A funny thing happened on the way to one of the greatest bull markets in history. The financial sector, whose miraculous recovery from near-death made it all possible, has lapsed into a coma.
At their highwater mark last week, stocks as measured by the S&P 500 were up 64.1% in 253 days, the best performance since 1933, only equaled two other times in the recorded history of U.S. stock prices. The financial sector has led the way, and has turned in an even more amazing performance. At the S&P 500 Financials sector's highwater mark, it was up 160% in just 222 days.
Now here's what worries me. For the last month, while stocks overall have moved on to new highs, the financial sector hasn't.

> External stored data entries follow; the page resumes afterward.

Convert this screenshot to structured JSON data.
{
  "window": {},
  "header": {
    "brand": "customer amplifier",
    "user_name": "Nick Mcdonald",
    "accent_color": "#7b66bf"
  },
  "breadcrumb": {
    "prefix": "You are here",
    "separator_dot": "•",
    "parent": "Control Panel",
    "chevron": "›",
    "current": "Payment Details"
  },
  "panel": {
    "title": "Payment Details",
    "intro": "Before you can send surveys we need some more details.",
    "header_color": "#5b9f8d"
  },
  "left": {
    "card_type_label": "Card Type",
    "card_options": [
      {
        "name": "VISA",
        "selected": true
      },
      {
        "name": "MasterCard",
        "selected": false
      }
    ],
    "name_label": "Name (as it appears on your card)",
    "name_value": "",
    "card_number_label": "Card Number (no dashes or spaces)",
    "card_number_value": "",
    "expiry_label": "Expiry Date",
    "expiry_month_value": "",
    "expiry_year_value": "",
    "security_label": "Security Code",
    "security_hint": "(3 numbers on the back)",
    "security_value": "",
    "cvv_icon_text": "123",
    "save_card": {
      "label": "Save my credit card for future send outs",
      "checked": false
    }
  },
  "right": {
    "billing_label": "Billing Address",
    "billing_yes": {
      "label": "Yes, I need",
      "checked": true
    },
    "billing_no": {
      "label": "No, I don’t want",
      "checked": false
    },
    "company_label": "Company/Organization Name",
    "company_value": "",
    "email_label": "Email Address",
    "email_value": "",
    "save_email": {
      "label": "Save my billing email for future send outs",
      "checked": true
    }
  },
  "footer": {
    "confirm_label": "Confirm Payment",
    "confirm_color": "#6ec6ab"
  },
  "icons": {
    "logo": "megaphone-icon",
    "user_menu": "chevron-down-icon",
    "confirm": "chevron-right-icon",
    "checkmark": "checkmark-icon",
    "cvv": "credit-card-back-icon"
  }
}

In fact as of Nov. 24, it was off 6.7% from the highs it made in mid-October. Over the same period, stocks overall are up 1.2%.
The question is: from a technical standpoint, can stocks keep rising when the engine of growth that has powered this whole bull market has sputtered out? From a more fundamental standpoint, the question is: what's gone wrong in the financial sector, and does a problem here pose a threat to overall economic recovery?
The technical question can potentially be answered in an upbeat way. There's nothing wrong with a little sector rotation. In fact it's healthy to see different sectors take the lead at different points in a bull market. It's like a relay race in which one runner rests after passing the baton to the next runner.
The problem here is that this runner isn't just resting, he's moving backward. Financials have actually lost value since passing the baton a month ago.
How about the runner to whom the baton was passed? In some sense the baton was passed to all the other runners at once. There's no other sector that's down since the top for financials a month ago.
The three other sectors that have done the best since then -- doing about as well as financials did badly -- are telecommunications services, up 6.4%, health care, up 5.8%, and consumer staples, up 4.2%.
Bull markets are sustained by moves in sectors that have a compelling story behind then, a story that captures the imagination of investors and keeps them buying. Of the three that have done the best in the last month, only health care has a good story.
In my judgment, what's driving it is the increasing probability that the government takeover of health care now being rammed through Congress is going to not happen, or at least not happen much. I know it looks like an unstoppable freight train, with the congressional leadership using every trick in the book to get it done by hook or by crook. But I think the reality is that the legislative progress that's been made so far has only been by the narrowest of victories, and has been based on unsustainable compromises between interest groups. When it comes time for the full Congress to really vote on a single bill, I think the only way legislators will be able to agree on anything is by passing a watered-down bill that will have the effect of no bill at all. So health-care stocks are rallying on hopes that when all is said and done they can get back to business as usual.